Então Lúcia, primeiro quero agradecer estar aqui contando um pouco da minha história musical no seu espaço, muito me honra, pois sou admirador do seu trabalho e das suas entrevistas, textos e listas. Bom acho que tudo realmente começa em 1977 na loja de discos da minha mãe em São Paulo, na Vila Diva, quando eu frequentava a loja, pois não tinha idade para ir pra escola ainda e nesse tempo, vô e vó não cuidavam de neto pra criar não, raras exceções pai e mãe que o faziam e por consequência de um desquite, minha mãe se lascou e tinha que me carregar pra lá e pra cá onde ia, inclusive no seu trabalho, que nessa fase era em sociedade com meu padrasto com quem ela havia recém casado e haviam criado essa lojinha de discos
Nesse trabalho, inclusive, surgiu a oportunidade dele se tornar funcionário da gravadora Som Livre e receber o convite para abrir frentes no Recife, o que depois de algumas conversas, acabou virando Curitiba, pois era mais próximo de São Paulo nossa terra e onde ficava a casa de meu pai recém desquitado de mamãe (divórcio ainda não existia nessa época), sendo aqui a cidade que vim morar em janeiro de 1979, de onde nunca mais saí.
Vivendo envolto a música e com um tio tocador de cavaquinho e sambista a música gerou interesse precoce pra mim, eu adorava cantar, compor, mesmo sem ainda nem saber escrever, eu decorava minhas letras e melodias, criações que eu cantava em casa enquanto brincava.
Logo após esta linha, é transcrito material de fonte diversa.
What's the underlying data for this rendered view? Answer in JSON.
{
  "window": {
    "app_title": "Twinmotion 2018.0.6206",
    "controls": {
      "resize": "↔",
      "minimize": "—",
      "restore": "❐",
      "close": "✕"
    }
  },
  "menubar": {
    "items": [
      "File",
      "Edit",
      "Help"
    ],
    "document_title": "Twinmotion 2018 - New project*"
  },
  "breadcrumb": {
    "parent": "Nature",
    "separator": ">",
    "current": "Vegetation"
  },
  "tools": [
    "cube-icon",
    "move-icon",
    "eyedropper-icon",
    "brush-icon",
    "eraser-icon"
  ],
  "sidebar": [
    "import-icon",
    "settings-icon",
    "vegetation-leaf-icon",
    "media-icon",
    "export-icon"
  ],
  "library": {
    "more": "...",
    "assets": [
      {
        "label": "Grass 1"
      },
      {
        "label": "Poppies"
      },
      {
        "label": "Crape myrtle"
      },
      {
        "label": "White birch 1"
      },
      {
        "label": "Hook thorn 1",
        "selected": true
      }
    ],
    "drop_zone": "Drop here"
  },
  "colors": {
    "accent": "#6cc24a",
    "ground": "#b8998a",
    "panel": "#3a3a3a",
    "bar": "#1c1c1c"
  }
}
O interesse por instrumentos veio depois quando meu irmão do meio (sou o caçula) foi estudar violão clássico e ganhou um DiGiorgio (marca de violão) nylon e ali meus horizontes começaram a se ampliar e ouvindo discos de rock (Queen, Led, Stones e Beatles) eu abri a caixa de Pandora e me descobri fã daqueles timbres que eu tentava imaginar como seriam tocados. A bateria era o instrumento imaginário em que eu mais me aproximei na minha imaginação da realidade e quando vi uma de verdade, parecia que os sons que eu havia escutado nos discos me deram o desenho dela, incrível, eu imaginava os tambores e quando vi pela primeira vez uma bateria na tevê ela era idêntica ao que a minha imaginação criara, foi paixão a primeira ouvida e vista.
2) Profissionalmente você começou com o baixo ou com a bateria?
Profissionalmente na bateria, com 6 anos eu já sabia tocar uma, pois com um par de baquetas, que meu pai havia me dado, eu batucava no sofá, travesseiros e almofadas, baldes, enfim era realmente fascinado por aquilo. Batucava em tudo. Meu tio Renato era dono da empresa de ônibus Rápido São Paulo, empresa que cobria o litoral e algumas linhas circulares da Região Metropolitana de Sampa, todo final de ano ele reunia família e os funcionários da garagem e chamava uma banda pra animar a festa e nestas festas da família eu sentava na bateria da banda contratada e começava minha saga. Foi ali que o desejo nunca mais escapou de minhas mãos. Em 1981 tive contato com o instrumento já tocando razoavelmente depois dessas experiências na infância, embora minha bateria própria só chegou em 1986. O baixo veio logo depois do Arsis & Tesis, minha segunda banda, que fazia som próprio. Ali passei a brincar com o baixo e me apaixonei pelo instrumento indo tocar profissionalmente com ele em 1990.
3) Como foi o processo de composição e de gravação do álbum "Na Beira da Estrada" clássico disco da Eletro Silvino?
O "Na Beira da Estrada" foi nosso terceiro disco oficial, tínhamos tido algumas experiências antes com o "Hunab Ku", cru e gravado ao vivo no meu estúdio da Franzini Records, que era um estúdio de Demo Tapes, onde eu fazia pré produção das bandas que mais tarde assinariam com o selo que fundei em 1990.
Em 2006 juntamos uma grana e entramos no Recnroll do Madu Madureira (Machete Bomb) e ele ainda não tinha esse nome, então no CD diz só Madu Estúdios, ainda no imóvel recém adquirido do Tomaz Giraldi dos Fusquinhas (Banda humorística de rock de nossa cena) ali no Juvevê e lá concebemos nosso primeiro CD oficial com as músicas de "Hunab Ku" gravadas com um pouco mais de requinte, esse era o "Fome de Rock Brasileiro" CD que na verdade era um apanhado da demo inicial, mais as novas composições que estavam surgindo naquele período.
Tivemos um hiato de 2000 a 2006 da formação clássica do Eletro Silvino que era eu cantando e no baixo, Hederson na guitarra e Belegone na bateria. Hederson saiu porque nosso empresário brigou comigo e o Belegone ficou do meu lado e acabou que ficamos com o Eletro Silvino e o Hederson montou o Soda Acústica. Nesse período nossa banda cover de Creedence também rachou e acabamos convidando o Tiago Kuckel pra continuarmos a extensa agenda que essa banda tinha. Aí ficou concorrência de Soda e Eletro, onde o Eletro venceu, pois tocava dez vezes mais que o Soda.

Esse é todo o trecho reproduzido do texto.